Li Yujie, Chen Jiahui, Ma Jiaxin, Wang Xiwen, Zhang Wei
School of Artificial Intelligence, Guilin University of Electronic Technology, Guilin 541004, China.
Guangxi Colleges and Universities Key Laboratory of AI Algorithm Engineering, Guilin 541004, China.
Sensors (Basel). 2023 Jul 7;23(13):6226. doi: 10.3390/s23136226.
The direction of human gaze is an important indicator of human behavior, reflecting the level of attention and cognitive state towards various visual stimuli in the environment. Convolutional neural networks have achieved good performance in gaze estimation tasks, but their global modeling capability is limited, making it difficult to further improve prediction performance. In recent years, transformer models have been introduced for gaze estimation and have achieved state-of-the-art performance. However, their slicing-and-mapping mechanism for processing local image patches can compromise local spatial information. Moreover, the single down-sampling rate and fixed-size tokens are not suitable for multiscale feature learning in gaze estimation tasks. To overcome these limitations, this study introduces a Swin Transformer for gaze estimation and designs two network architectures: a pure Swin Transformer gaze estimation model (SwinT-GE) and a hybrid gaze estimation model that combines convolutional structures with SwinT-GE (Res-Swin-GE). SwinT-GE uses the tiny version of the Swin Transformer for gaze estimation. Res-Swin-GE replaces the slicing-and-mapping mechanism of SwinT-GE with convolutional structures. Experimental results demonstrate that Res-Swin-GE significantly outperforms SwinT-GE, exhibiting strong competitiveness on the MpiiFaceGaze dataset and achieving a 7.5% performance improvement over existing state-of-the-art methods on the Eyediap dataset.
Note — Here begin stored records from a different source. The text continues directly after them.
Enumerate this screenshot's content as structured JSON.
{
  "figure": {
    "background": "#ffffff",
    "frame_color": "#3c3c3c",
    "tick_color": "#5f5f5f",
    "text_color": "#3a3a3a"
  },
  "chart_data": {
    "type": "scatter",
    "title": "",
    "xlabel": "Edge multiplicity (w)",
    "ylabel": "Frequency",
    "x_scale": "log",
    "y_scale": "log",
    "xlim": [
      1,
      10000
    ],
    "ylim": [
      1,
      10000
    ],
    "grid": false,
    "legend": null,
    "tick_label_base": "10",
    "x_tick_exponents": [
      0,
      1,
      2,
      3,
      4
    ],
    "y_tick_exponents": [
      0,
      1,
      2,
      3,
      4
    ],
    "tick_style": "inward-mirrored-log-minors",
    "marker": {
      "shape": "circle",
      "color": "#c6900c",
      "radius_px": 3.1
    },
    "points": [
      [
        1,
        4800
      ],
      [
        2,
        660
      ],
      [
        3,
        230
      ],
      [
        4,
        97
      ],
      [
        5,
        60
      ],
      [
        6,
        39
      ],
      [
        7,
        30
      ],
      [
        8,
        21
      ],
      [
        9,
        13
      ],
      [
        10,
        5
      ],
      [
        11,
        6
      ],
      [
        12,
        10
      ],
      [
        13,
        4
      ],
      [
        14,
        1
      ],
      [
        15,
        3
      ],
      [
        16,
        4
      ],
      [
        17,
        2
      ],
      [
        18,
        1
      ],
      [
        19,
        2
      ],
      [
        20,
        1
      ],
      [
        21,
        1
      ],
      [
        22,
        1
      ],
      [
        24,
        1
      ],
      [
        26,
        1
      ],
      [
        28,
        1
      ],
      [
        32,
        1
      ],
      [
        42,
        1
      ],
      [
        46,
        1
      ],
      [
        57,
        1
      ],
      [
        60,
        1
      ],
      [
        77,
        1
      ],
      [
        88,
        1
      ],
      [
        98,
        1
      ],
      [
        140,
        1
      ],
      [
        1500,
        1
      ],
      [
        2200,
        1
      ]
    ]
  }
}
人类注视方向是人类行为的一个重要指标,反映了对环境中各种视觉刺激的关注程度和认知状态。卷积神经网络在注视估计任务中取得了良好的性能,但其全局建模能力有限,难以进一步提高预测性能。近年来,Transformer模型被引入到注视估计中,并取得了最优性能。然而,其处理局部图像块的切片映射机制可能会损害局部空间信息。此外,单一的下采样率和固定大小的令牌不适合注视估计任务中的多尺度特征学习。为了克服这些限制,本研究引入了一种用于注视估计的Swin Transformer,并设计了两种网络架构:一种纯Swin Transformer注视估计模型(SwinT-GE)和一种将卷积结构与SwinT-GE相结合的混合注视估计模型(Res-Swin-GE)。SwinT-GE使用Swin Transformer的微小版本进行注视估计。Res-Swin-GE用卷积结构取代了SwinT-GE的切片映射机制。实验结果表明,Res-Swin-GE显著优于SwinT-GE,在MpiiFaceGaze数据集上表现出强大的竞争力,并且在Eyediap数据集上比现有最优方法性能提高了7.5%。